Mon grand-père et son frère ont monté la maison Quirino en 1925 au 10 rue Bavastro. Mon grand-oncle était charcutier donc il avait déjà un pied dans la nourriture. Ils se sont lancés tous les deux dans la fabrication de pâtes fraîches. Leurs femmes tenaient la boutique. Par la suite, mon père a repris cette fabrique avec son cousin.

Pour ma part, je n’ai pas du tout grandi là-dedans. Mes parents m’ont toujours éloigné de ce milieu car c’est un métier compliqué. À 18 ans, je suis parti à la faculté mais dès les premiers six mois, je me suis ennuyé… J’ai alors dit à mon père « je fais un essai avec toi, juste pour voir ». Et ça m’a tout de suite plu ! J’ai donc rejoint l’aventure à mon tour. Aujourd’hui, je suis le co-gérant de l’établissement, avec lui.

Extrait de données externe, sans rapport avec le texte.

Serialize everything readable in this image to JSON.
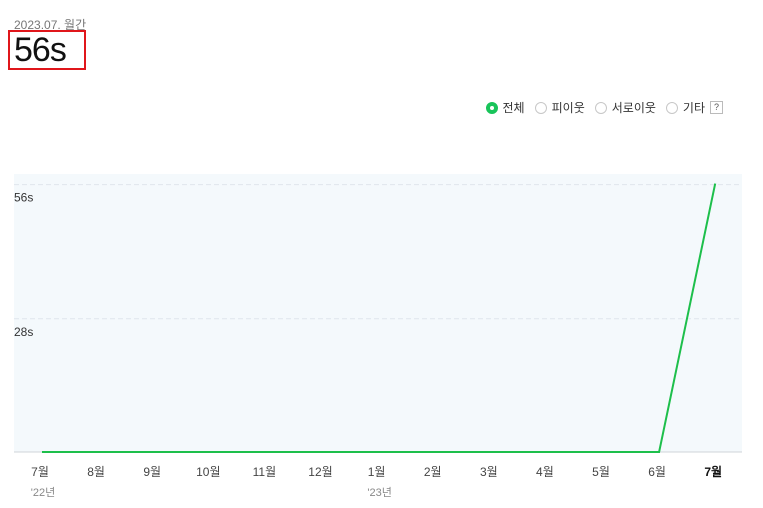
{
  "header": {
    "period": "2023.07. 월간",
    "value": "56s"
  },
  "filters": [
    {
      "label": "전체",
      "checked": true
    },
    {
      "label": "피이웃",
      "checked": false
    },
    {
      "label": "서로이웃",
      "checked": false
    },
    {
      "label": "기타",
      "checked": false
    }
  ],
  "help_label": "?",
  "colors": {
    "line": "#1dbf4b",
    "plot_bg": "#f4f9fc",
    "highlight_border": "#e0161b"
  },
  "chart_data": {
    "type": "line",
    "categories": [
      "7월",
      "8월",
      "9월",
      "10월",
      "11월",
      "12월",
      "1월",
      "2월",
      "3월",
      "4월",
      "5월",
      "6월",
      "7월"
    ],
    "year_labels": [
      {
        "index": 0,
        "label": "'22년"
      },
      {
        "index": 6,
        "label": "'23년"
      }
    ],
    "series": [
      {
        "values": [
          0,
          0,
          0,
          0,
          0,
          0,
          0,
          0,
          0,
          0,
          0,
          0,
          56
        ]
      }
    ],
    "y_ticks": [
      {
        "value": 28,
        "label": "28s"
      },
      {
        "value": 56,
        "label": "56s"
      }
    ],
    "ylim": [
      0,
      58
    ],
    "current_index": 12
  }
}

Vous avez multiplié les points de vente…
Au début, dans la première structure - et fabrique - au port de Nice, ils proposaient uniquement des pâtes. Le week-end, ils réalisaient aussi des plats du jour, mais tous plus ou moins identiques. Petit à petit, la gamme traiteur a pris plus de place. Une deuxième boutique a été ouverte rue de France, avant d’être vendue pour en racheter une à Carras dans les années 1980-85. Quand j’ai commencé à travailler, on a ouvert en plus celle sur le boulevard Joseph Garnier, et enfin, un stand sur le marché du Cours Saleya.


Aujourd’hui, on compte donc quatre points de vente : on y retrouve les mêmes choses. Cappelletti, tagliatelles, panisses ou ravioli… Il y a différents types de pâtes fraîches fabriquées, à l’ancienne, avec des machines que mon grand-père utilisait déjà.
Côté traiteur, il y a du choix : lasagnes, cannelloni, salades d’artichauts, gnocchi à la romaine, des gratins… On a étoffé la carte. Tous les vendredis et samedis, on propose de nouveaux plats. Par exemple, ce vendredi 31 janvier, on aura un cabillaud sur son riz avec de la sauce safranée.


Depuis peu, vous avez également ouvert un restaurant…
On est très attachés aux recettes niçoises. De temps en temps, on fait du stockfish ou de la poche de veau… Tous les classiques d’ici en roulement. C’est important pour nous de préserver ces traditions. C’est d’ailleurs aussi pour cela que l’on a ouvert le restaurant Quirino (collé à la boutique rue Bavastro, NDLR) le 10 janvier dernier.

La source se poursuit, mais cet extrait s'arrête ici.